8th President of Elon University
- In office 1999–2018
- Preceded by: James Fred Young
- Succeeded by: Connie Ledoux Book

Personal details
- Born: Leo Michael Lambert June 30, 1955 (age 69) Schenectady, New York, U.S.
- Spouse: Laurie Fordham ​(m. 1977)​
- Children: 2
- Alma mater: State University of New York at Geneseo Syracuse University

= Leo Lambert =

American academic administrator (born 1955)

Leo Michael Lambert (born June 30, 1955) is a former President of Elon University. Lambert served as Elon's eighth president from 1999 to 2018 and assumed the title of President Emeritus on March 1, 2018. He was succeeded by Connie Ledoux Book.

==Education==
Lambert graduated from the State University of New York at Geneseo in 1976. He earned a doctorate in education from Syracuse University in 1984.

== Career ==
After completing his doctoral degree at Syracuse University, Lambert remained on campus and took on the role of associate dean of the Graduate School. He helped to establish the Teaching Assistants and Future Professoriate programs. In 1996, Lambert left Elon to become provost and vice chancellor for academic affairs at the University of Wisconsin–La Crosse, a position he held for three years.

=== Elon University ===

During his 18 years of tenure from 1999 to 2018, Lambert established Elon University, a private university located in Elon, North Carolina as a liberal arts university. During his tenure, the university experienced significant growth including nearly two-thirds increase in enrollment to around 6,700 students and a doubling of the faculty. The academic climate of the campus was strengthened through investments in faculty development, library resources, honors and fellows programs for outstanding students, study abroad programs, undergraduate research, volunteer service and leadership education.

In 2001, Elon College became Elon University and the NewCentury@Elon strategic plan was developed under Lambert's leadership. During his tenure, Elon College, The College of Arts and Sciences was established from three formerly separate divisions and the School of Communications and the School of Education moved from departmental to school status. In 2006, Lambert led the drive to open the Elon University School of Law in downtown Greensboro, North Carolina.

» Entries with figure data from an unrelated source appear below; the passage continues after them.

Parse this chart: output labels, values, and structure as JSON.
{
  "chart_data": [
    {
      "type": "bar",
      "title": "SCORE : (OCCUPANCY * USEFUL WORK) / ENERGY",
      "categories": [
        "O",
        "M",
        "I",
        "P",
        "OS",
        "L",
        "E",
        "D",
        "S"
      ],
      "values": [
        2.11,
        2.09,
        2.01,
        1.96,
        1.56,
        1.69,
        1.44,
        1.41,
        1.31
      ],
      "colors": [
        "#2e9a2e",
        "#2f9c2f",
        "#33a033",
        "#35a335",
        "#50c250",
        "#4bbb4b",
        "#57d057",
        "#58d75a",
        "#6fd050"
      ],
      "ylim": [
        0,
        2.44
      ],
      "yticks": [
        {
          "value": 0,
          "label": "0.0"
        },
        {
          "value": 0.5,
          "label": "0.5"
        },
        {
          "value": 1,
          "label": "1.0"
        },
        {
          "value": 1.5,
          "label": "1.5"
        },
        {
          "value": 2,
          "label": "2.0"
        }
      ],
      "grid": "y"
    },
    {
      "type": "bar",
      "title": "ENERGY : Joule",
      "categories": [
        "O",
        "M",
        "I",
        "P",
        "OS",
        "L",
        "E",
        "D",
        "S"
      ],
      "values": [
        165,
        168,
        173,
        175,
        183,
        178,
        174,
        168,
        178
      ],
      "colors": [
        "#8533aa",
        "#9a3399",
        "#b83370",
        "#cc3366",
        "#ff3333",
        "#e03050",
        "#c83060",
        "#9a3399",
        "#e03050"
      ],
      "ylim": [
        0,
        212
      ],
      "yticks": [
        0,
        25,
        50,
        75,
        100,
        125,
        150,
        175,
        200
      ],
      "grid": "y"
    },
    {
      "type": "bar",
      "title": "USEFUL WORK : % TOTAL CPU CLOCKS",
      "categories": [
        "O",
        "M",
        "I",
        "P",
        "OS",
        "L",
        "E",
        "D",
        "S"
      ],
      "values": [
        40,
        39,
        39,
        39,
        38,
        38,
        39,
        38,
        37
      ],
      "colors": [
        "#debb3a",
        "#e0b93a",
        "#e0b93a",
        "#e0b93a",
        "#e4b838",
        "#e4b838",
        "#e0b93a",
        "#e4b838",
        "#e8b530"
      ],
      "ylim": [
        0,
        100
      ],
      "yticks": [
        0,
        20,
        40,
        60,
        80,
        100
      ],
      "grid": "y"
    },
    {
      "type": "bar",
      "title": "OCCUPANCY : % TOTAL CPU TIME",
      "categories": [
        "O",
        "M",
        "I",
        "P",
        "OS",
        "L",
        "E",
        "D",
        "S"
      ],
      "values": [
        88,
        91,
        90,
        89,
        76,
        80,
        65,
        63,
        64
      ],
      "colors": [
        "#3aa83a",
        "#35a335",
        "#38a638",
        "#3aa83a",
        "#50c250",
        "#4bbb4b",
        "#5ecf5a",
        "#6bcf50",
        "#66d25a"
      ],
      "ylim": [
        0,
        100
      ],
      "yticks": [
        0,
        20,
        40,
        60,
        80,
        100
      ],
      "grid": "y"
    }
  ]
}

Over 100 new buildings have been added to the campus including a library, football stadium, business school building, academic buildings, and residence halls. New facilities constructed during Lambert's tenure included Carol Grotnes Belk Library, Rhodes Stadium, Belk Track and White Field, the six-building Academic Village, Ernest A. Koury Sr. Business Center, Ellington Health Center, The Oaks residence hall complex, Colonnades Dining Hall, the Colonnades residence halls and several new residence halls and a commons building in Danieley Center. The university expanded to include the 75 acre South Campus.

===Other leadership positions===
Lambert served on the national and North Carolina boards of Campus Compact and as a founding board member and president's council chair of Project Pericles, a national organization that encourages students to become civically engaged in their communities. Elon University has twice been named one of the nation's top universities for community service in the President's Higher Education Community Service Honor Roll.

Lambert served as a member of the NCAA Presidential Task Force on the Future of Division I Athletics and chairing the NCAA Committee on Athletics Certification.

In 2008, Lambert was appointed to the Commission on Effective Leadership by the American Council on Education. In 2009, he was named a director of the Association of American Colleges and Universities (AAC&U).

==Works==
Lambert has written about post-secondary education and is co-editor of a book about university teaching, published by Syracuse University Press in 2005.

== Recognitions ==
In 2002, his alma mater, SUNY Geneseo, awarded him an honorary doctorate of humane letters.

== Personal life ==
Lambert married Laurie Fordham on June 11, 1977. They have two daughters.